Accord d’association Tunisie-UE : 20 ans déjà!

tunisie_ue-20062015.jpgLe partenariat avec l’UE a eu des retombées contrastées. Les chefs d’entreprise reconnaissent, toutefois, qu’il a aidé l’économie à s’émanciper. La progressivité du processus de démantèlement des tarifs douaniers a permis de mettre en place le programme de mise à niveau pour conforter la résilience du tissu industriel. La même démarche peut-elle prévaloir pour l’ALECA?

En l’absence du moindre référentiel, la Tunisie a accepté d’ouvrir la voie aux autres pays du pourtour sud de la Méditerranée en étant le premier pays à signer un accord d’association avec l’UE. Celui-ci portait sur la libéralisation des importations industrielles européennes. Qu’en est-il, vingt ans plus tard? Et, sommes-nous plus prêt aujourd’hui à aborder l’Accord de libre-échange complet et approfondi (ALECA), plus connu sous le statut privilégié, que nous l’étions en juillet 1995 en signant le premier accord?

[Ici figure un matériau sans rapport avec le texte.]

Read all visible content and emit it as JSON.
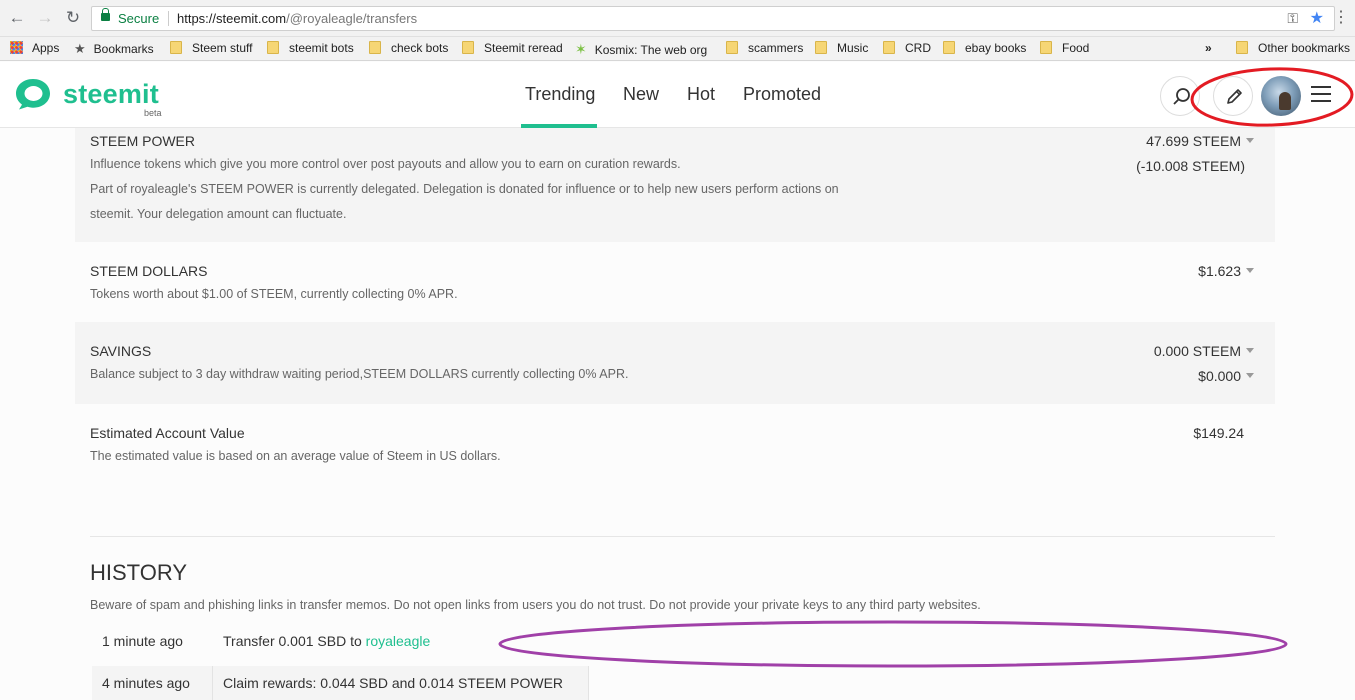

C’est l’interrogation majeure qui a prévalu lors du dîner débat organisé par l’Economiste maghrébin dans le cadre de son XVIIème Forum international, évènement auquel prenaient part l’ambassadeur européen, Laura Baeza Gilat, et de nombreuses figures tunisiennes et internationales du mondes des affaires, de la politique et de la diplomatie

Un bilan mitigé… 

Vingt ans plus tard, on sait que cet accord ne nous a pas procuré plus de un point de croissance. Est-ce pour autant un accord mirage? Le partenaire européen y voit un cadre généreux. La partie tunisienne le juge plutôt parcimonieux en regard des concours accordés aux PECO. Il faut dire que ce programme n’avait pas une finalité en soi.

Rappelons qu’il représentait un alignement aux accords d’Agadir, c’est-à-dire l’OMC. Ces derniers exigeaient le renoncement pur et simple aux préférences unilatérales. C’était un coup dur pour les pays du pourtour méditerranéen et certains pays africains qui exportaient en Europe en franchise, alors qu’ils percevaient des droits sur les exportations européennes. 

Les craintes de l’époque étaient qu’en ouvrant ses frontières, la Tunisie pourrait voir ses recettes douanières fondre comme neige au soleil outre qu’elle exposait des pans entiers de son tissu industrie à la disparition n’étant pas préparés à la concurrence. Cela a justifié qu’on les épaula par un plan de mise à niveau qui a suscité l’adhésion de quelque 4.000 entreprises. On peut penser que cette sécurité a donné une certaine résilience à l’économie du pays.

En bout de course, on sait que ce projet nous a révélés au monde. Et qu’il nous a aidés à avoir le plus fort taux de produits industriels dans nos exportations, parmi les pays de la région. Enfin qu’il nous a aidés à diversifier notre secteur exportateur en confortant les IME avec le secteur textile.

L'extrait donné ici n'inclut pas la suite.